HR 3 proposes targeting for negotiation those drugs that consume a large share of the healthcare budget and that have limited biosimilar or generic competition. Writing in a perspective article in The New England Journal of Medicine, Peter B. Bach, MD, MAAP, a noted critic of high drug prices, proposed a different set of targets.
HR 3, the drug pricing plan put forth by House Democrats, has put the possibility of drug price negotiation for products in Medicare Part D and Part B at the center of the conversation about how best to bring down the skyrocketing cost of prescription drugs in the United States.
HR 3 proposes targeting for negotiation those drugs that consume a large share of the healthcare budget and that have limited biosimilar or generic competition. Writing in a perspective article in The New England Journal of Medicine, Peter B. Bach, MD, MAAP, a noted critic of high drug prices, proposed a different set of targets: drugs that do not carry enough evidence to support full approval and are therefore authorized on a conditional basis and those that are older, high-cost products that are late in their life cycles.1
These products, which Bach terms “too little” and “too late” drugs, respectively, hold monopolies that “are unjustified by the current incentive framework for innovation.”
With respect to the “too little” drug category, Bach points to drugs like eteplirsen, which treats Duchenne muscular dystrophy and costs approximately $1 million per patient per year, and which was granted a conditional approval by the FDA, but for which required follow-up studies have lagged behind schedule. Medicare’s current inability to negotiate prices for such drugs, says Bach, is detrimental, as drug makers have little incentive to complete development.
Among the “too late” drugs, Bach says that pay-for-delay tactics and patent thicketing have created a market in which drug makers have effectively forestalled generic and biosimilar competition.

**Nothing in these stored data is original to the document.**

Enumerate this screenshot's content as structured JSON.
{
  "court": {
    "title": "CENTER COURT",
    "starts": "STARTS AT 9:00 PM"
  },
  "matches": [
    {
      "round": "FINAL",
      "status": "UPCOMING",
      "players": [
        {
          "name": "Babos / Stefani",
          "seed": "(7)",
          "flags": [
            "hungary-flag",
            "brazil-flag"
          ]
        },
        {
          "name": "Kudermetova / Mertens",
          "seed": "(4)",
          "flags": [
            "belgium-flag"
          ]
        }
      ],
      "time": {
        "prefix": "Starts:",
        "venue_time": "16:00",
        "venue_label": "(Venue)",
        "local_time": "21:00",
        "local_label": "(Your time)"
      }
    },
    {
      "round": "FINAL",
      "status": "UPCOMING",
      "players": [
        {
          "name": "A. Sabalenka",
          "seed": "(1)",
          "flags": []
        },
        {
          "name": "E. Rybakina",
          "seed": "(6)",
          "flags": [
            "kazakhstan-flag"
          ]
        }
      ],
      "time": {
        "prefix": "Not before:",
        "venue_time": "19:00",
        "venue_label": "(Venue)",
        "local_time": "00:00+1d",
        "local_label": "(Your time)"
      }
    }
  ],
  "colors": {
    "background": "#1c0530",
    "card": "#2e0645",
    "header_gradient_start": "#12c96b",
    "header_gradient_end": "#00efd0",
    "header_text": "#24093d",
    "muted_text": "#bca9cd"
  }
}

Drug price negotiation for these products could result in substantial savings, which Bach illustrated through an analysis of top-selling drugs.

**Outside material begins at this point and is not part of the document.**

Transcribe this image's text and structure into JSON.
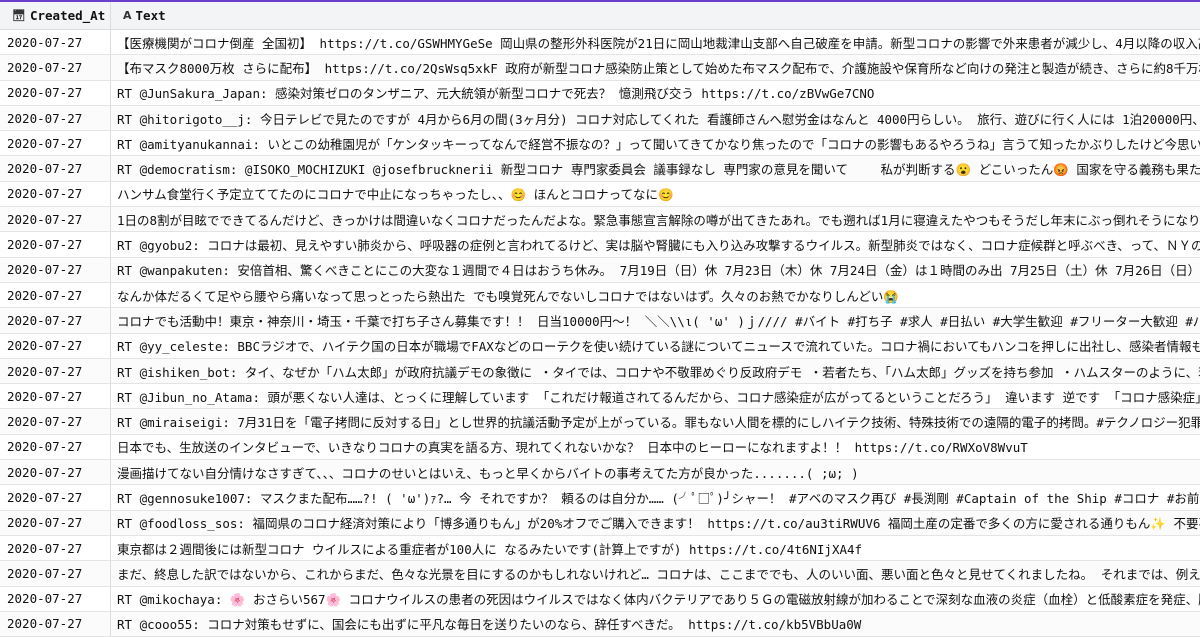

Working from the assumption that current US average prices (derived from Part B prices in the first quarter of 2019) could be negotiated down to the level paid in the United Kingdom (derived from UK data sources) for each product, Bach found that the United States could reap close to $26 billion in savings, in 2019 alone, for these older drugs.
Those savings would include more than $9 billion from adalimumab (Humira), more than $3 billion from etanercept (Enbrel), nearly $3 billion from rituximab (Rituxan), and more than $2 billion for pegfilgrastim (Neulasta), among others.
Bach points out that negotiating prices for these drugs would bring the United States in line with other high-income countries in terms of drug pricing policy, though it would represent “a sea change” for drug makers, with whom drug price negotiation is unlikely to be popular.
In previous proposals, Bach, along with a team of coauthors, has argued that biosimilar competition has proven to be an inefficient way to achieve lower prices for biologic therapies.2 According to the group’s argument, US policy makers should require innovator biologic makers to reduce prices after a period of market exclusivity instead of continuing to promote biosimilar competition.
That proposal resulted in a flurry of responses from economists and from former FDA Commissioner Scott Gottlieb, MD, who argued that Congress could instead make straightforward changes to better promote biosimilar competition as a means to rein in costs.
1. Bach PB. Which drug prices should Medicare negotiate? A “too little” or “too late” approach [published online November 28, 2019]. NEJM. doi: 10.1056/NEJMp1912736.
2. Atteberry P, Bach PB, Ohn JA, Trusheim M. Biologics are natural monopolies (part 1): why biosimilars do not create effective competition [published online April 15, 2019]. Health Aff (Millwood). doi: 10.1377/hblog20190405.396631.